Here we have a serious problem: America is addicted to oil ...”
—George W. Bush
“I wanted to use my experiences to tell my story about addiction ....”
—James Frey, "A Note to the Reader," A Million Little Pieces
I awake when a flight attendant trips on the oil slick that has oozed from my pores into the aisle.
Where are we?
Newark, she says from the floor, and you are far too lubricated to continue on to Lagos.
I feel my face. I don’t know what happened last night, but on my forehead there’s a million little beads of petroleum wanting to go somewhere to die, somewhere deep in the earth, somewhere away from their unhappy passage through an oil junkie on a fuel-sucking aircraft in a country so addicted to the black gold that its leader took the pledge before his congress and half the world.

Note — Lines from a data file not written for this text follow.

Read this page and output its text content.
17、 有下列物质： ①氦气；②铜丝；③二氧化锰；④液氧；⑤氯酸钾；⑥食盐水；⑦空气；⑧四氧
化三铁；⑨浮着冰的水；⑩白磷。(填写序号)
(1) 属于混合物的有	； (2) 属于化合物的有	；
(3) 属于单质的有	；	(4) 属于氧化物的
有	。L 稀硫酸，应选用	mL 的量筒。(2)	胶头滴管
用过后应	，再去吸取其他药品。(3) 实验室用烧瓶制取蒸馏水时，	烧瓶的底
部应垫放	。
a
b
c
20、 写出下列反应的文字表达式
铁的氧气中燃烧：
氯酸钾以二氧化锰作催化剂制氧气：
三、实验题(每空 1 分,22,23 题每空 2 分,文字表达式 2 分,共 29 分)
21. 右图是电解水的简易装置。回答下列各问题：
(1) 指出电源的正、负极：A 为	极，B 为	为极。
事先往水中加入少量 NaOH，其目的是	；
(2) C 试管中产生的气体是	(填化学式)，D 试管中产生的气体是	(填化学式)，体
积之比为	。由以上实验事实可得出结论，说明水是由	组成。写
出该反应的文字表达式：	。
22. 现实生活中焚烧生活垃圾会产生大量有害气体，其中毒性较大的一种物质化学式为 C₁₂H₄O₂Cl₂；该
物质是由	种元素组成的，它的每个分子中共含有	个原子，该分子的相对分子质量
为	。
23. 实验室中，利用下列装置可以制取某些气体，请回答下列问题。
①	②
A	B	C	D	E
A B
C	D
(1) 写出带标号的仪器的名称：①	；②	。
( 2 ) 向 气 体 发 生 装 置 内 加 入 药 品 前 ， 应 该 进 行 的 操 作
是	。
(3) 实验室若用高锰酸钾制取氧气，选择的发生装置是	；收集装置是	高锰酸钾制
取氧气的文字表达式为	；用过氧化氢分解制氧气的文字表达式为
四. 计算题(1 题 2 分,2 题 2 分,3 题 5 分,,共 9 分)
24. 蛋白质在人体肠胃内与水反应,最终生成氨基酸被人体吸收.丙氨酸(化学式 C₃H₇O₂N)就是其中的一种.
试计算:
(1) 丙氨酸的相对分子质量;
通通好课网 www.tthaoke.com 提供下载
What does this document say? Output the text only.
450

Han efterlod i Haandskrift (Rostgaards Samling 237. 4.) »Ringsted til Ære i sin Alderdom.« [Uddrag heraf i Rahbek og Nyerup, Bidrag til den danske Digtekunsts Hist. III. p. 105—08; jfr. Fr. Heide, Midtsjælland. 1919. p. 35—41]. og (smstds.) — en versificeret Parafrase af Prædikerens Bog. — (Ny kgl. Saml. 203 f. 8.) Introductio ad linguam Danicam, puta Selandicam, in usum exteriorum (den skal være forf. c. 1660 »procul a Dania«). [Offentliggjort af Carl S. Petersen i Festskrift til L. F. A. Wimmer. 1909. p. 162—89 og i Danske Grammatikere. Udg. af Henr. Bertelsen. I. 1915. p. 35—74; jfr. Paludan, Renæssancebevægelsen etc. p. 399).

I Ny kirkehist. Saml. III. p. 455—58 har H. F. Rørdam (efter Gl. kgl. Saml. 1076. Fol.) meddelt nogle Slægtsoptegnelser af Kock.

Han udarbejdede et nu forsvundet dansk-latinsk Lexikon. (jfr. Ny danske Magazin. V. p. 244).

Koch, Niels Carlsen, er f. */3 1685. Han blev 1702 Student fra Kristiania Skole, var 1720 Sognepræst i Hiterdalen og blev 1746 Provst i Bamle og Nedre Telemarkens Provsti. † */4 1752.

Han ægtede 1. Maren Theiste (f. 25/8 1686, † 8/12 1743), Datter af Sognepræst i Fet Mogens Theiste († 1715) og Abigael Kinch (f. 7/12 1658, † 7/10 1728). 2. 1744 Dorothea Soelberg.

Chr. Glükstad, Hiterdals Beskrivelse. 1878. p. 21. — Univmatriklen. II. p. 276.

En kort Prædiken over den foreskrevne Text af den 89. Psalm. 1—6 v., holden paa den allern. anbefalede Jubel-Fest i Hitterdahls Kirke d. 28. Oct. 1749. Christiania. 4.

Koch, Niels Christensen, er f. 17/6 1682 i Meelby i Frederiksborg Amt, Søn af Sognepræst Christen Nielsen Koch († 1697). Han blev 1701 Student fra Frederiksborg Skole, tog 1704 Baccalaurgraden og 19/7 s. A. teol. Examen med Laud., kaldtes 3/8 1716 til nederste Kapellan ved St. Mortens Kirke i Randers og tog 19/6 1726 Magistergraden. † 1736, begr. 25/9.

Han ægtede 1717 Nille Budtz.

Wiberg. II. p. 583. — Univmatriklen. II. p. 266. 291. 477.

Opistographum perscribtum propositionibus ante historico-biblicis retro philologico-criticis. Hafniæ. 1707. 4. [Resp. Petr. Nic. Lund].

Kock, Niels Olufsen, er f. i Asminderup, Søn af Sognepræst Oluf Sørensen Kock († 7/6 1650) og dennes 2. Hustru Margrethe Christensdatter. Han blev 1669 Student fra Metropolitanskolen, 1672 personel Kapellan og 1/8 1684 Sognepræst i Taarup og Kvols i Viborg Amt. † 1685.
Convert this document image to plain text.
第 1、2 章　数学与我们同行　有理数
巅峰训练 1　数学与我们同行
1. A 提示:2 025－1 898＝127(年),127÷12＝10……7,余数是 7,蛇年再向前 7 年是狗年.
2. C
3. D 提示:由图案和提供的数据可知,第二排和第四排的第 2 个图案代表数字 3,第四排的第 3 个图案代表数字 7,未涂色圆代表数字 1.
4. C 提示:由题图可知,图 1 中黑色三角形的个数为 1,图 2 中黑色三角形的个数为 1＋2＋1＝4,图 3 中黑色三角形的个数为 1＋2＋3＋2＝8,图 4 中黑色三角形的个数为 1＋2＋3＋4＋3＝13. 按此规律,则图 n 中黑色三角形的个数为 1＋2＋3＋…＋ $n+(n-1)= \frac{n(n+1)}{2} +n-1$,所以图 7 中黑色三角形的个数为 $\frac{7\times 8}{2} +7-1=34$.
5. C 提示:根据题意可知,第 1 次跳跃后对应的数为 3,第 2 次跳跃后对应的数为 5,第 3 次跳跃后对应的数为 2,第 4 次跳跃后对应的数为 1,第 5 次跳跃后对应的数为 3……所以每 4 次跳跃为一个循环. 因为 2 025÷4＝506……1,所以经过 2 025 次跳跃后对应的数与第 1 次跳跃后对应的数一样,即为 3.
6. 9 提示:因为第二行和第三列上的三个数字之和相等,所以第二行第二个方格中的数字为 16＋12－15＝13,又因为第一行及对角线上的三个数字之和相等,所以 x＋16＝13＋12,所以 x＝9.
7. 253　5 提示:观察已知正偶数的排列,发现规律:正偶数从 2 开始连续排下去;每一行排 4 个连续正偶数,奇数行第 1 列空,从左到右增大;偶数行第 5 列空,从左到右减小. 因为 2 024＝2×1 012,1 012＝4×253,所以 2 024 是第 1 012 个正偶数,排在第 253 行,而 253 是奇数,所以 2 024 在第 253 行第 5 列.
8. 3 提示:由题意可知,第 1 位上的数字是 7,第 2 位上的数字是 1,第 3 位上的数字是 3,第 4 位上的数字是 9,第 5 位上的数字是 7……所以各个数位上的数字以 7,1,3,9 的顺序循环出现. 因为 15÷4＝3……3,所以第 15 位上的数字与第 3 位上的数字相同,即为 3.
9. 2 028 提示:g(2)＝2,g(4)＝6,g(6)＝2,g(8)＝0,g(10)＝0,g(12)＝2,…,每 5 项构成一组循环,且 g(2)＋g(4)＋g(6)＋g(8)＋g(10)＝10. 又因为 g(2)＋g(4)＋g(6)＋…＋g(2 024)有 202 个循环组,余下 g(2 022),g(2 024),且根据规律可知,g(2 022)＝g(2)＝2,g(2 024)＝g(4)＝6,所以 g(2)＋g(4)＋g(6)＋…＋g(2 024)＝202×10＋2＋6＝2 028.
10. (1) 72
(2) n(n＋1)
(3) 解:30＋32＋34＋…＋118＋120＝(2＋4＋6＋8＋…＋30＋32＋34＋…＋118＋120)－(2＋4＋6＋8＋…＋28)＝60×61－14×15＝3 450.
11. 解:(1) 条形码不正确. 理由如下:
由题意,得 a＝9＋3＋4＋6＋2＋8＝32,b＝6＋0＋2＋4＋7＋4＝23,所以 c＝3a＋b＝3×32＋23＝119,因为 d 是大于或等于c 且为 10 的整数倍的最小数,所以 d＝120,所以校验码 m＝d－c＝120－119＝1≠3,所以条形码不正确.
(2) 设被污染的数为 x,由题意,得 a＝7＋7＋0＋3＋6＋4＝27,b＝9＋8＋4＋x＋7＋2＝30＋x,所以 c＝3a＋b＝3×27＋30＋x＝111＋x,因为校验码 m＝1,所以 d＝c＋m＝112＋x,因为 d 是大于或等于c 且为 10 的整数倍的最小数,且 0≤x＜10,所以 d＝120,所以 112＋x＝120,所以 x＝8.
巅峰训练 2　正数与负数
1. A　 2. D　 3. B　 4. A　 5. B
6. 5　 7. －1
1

Look at you, says the attendant.
I look at me. My hands are cut, probably from when I ripped open a can of 50W-20 engine oil or jammed a spout into the thing while crouching in the lav as I’ve been doing since I left L.A. on an insane quest to score a couple of barrels in Nigeria. The necktie my mother gave me stinks of gasoline and I fuzzily recall dipping it into the tank of an airport limo when no one was looking. On my shoes are clots of the petroleum jelly I spread there to feed my craving when nothing or no one else is left to exploit and abuse for one last hit of lubricious oblivion.
Oil. I love it. I need it. When I can get it I want the good stuff, the foreign oil, the eighty-bucks-a-barrel crude and I don’t care who it hurts or whose national deficits explode all I know is I want it—the stuff aged under the seas, torn from the deserts, sweetened in the holds of supertankers. And when I can’t get primo, I’ll take the Gulf, the Texan, the Alaskan juice—tear up the wilderness I don’t care just give it to me and if I can’t get Prudhoe Bay give me the Siberian, the Mex, the Hugo Chavez giveaways, the spills from cracked Nigerian pipes I don’t care give me refined, give me heavy, give me lubricating, give me shale, give me sludge, give me jelly, give me tar, give me plastic, give me crankcase drippings, house paint, polyester, anything, anything, just give me OIL!
I am five years old at the movies. The Tin Man is getting his joints oiled and it feels so, I don’t know.
I’m seven, playing in the garage. My dad has a can of extra gasoline for his lawnmower or motorcycle or pickup or camper and I pour a gallon into my pedal car and it gets all over me and everyone pays attention and it’s a beautiful sensation and I don’t ever want it to stop.
I’m twelve and I’m working Speedee baseball-mitt oil into my fielder’s glove and a big kid grabs the can to use on his catcher’s mitt and I find a bat and crack him across the knees or let’s say I do and he goes down and I keep going at him until they pull me off because nobody touches or takes my oil nobody ever.
I’m nineteen and I’ve got two cars and three girlfriends or three cars and two girlfriends but gas and oil are cheap and one of the girls understands and doesn’t mind the fumes and I think I love her.
I’m twenty-one and on the New Jersey Turnpike hitching to Manhattan from Fort Dix in my Army uniform and I’m gazing at the white storage tanks at the Shell refinery in Sewaren and I’m thinking how I’d just like to dive into all that petroleum and be one with the hydrocarbons and sink to the bottom like the tiny sea creatures that became the oil in the first place because I’m so alone out here...
I’m twenty-six when my parents find me in an alley outside an oil den in Kazakhstan and I’m chewing on a piece of broken asphalt with my four remaining teeth or let’s say I am and they take my hand but it slips away at first because it’s still slathered in the buttery crude I must have come here to savor.
Your parents are waiting for you, says the flight attendant in Newark.
I’m thirty-seven. And this time I won’t slip away. Because oil is bad and God would not allow it to rule us and to addict us if God existed and so it’s up to me to see it for the evil manipulative thing that it is and I’m going to get help and I’m going to start by cutting back twenty percent on foreign oil which is only seventeen percent of what I use anyway but it’s a start or let’s say it is.